We have received the new list of tricky words to learn. So, I am trying to do my homework and decode them, but I have problems with some of them and I hope that you_know_who_you_are might help me out.
1) "Beautiful". How do I deal with "eau"? I feel it should be one grapheme, but it doesn't seem to exist and I cannot find another words that contains it with the exception of beauty (things like "plateau" obviously don't count). But I am not satisfied that it should be "e" and "au" either. To me "eau" should be /yoo/, but it is not in the list (there again, nobody is stopping me from adding it to the list :D) 2) "little" how do you deal with "-le" (and countless variations thereof?) 3) "Ireland", is that a case of /i-e/? Does it count when it is in the middle or at the beginning of a word? 4) How do you deal in general with schwas? They can be spelled (and pronounced?) in countless different ways.
In the word beautiful (beauty) the spelling eau is the sounds /yoo/. The spelling le is an alternative spelling for the sound /l/ Ireland is I-e Spelling for /ie/ sound Schwa just means a weak vowel sound and they vary with accent. They aren’t really a problem when reading but obviously cause a problem when spelling words we’ve not seen before.
*“*^*1. I read it as <ea> making the sound "e" as in "bead" and <u> making the sound "oo". (If you slow down your own pronunciation of the word it is really b-eee-ooo-tiful)*^*”* that’s a useful way to remember the spelling bea u ti ful
Thought of you lot when we got this week's homework sheet telling us all about tricky words which "can't be sounded out". On the plus side it went on to talk about "the tricky part of the word" so presumably some sounding out happening nonetheless. They're such a muddle, glad neither DC has needed to learn to read at this school.

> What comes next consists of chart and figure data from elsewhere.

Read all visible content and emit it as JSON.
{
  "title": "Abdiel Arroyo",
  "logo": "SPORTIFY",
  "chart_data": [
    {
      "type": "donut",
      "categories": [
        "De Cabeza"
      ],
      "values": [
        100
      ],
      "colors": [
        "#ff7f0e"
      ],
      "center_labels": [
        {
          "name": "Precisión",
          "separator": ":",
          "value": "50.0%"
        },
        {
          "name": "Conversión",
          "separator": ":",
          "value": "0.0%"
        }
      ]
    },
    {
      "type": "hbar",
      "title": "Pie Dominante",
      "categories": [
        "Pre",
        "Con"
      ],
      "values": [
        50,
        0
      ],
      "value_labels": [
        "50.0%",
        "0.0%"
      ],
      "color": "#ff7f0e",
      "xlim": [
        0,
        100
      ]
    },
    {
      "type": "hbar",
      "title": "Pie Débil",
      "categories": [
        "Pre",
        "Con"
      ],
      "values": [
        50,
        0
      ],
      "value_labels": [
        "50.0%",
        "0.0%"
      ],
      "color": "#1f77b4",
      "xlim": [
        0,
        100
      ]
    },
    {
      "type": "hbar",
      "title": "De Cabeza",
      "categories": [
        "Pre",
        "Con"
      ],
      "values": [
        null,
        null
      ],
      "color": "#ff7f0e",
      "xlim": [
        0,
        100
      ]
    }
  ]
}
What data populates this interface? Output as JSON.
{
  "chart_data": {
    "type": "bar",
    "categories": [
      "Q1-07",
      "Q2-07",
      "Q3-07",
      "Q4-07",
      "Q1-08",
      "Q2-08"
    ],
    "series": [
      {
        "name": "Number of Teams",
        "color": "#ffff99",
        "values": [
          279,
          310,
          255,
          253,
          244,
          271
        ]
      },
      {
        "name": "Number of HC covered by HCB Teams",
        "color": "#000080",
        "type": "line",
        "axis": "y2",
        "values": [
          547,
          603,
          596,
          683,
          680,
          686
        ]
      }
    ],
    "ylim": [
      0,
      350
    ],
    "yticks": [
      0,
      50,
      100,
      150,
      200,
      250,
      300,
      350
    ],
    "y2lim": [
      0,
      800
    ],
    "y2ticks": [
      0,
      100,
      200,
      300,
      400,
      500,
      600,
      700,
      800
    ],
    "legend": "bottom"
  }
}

That's what I'm doing when I help as a volunteer mrz, seems to work okay. I'm not enquiring too closely into what they do in class. It looks like lip service to phonics methods with a lot of look and say still hanging around. Previous gems have included "encourage your child to guess from the pictures", and decodable books are only sent home at weekends.
They’re taught as alternative spellings of the sound /l/ so fairly easy for reading. For spelling I’d recommend using a “spelling voice” saying the word very precisely as it’s spelt so penc il pet al marv el . The more often the words are seen written correctly and more times they are written the easier it becomes.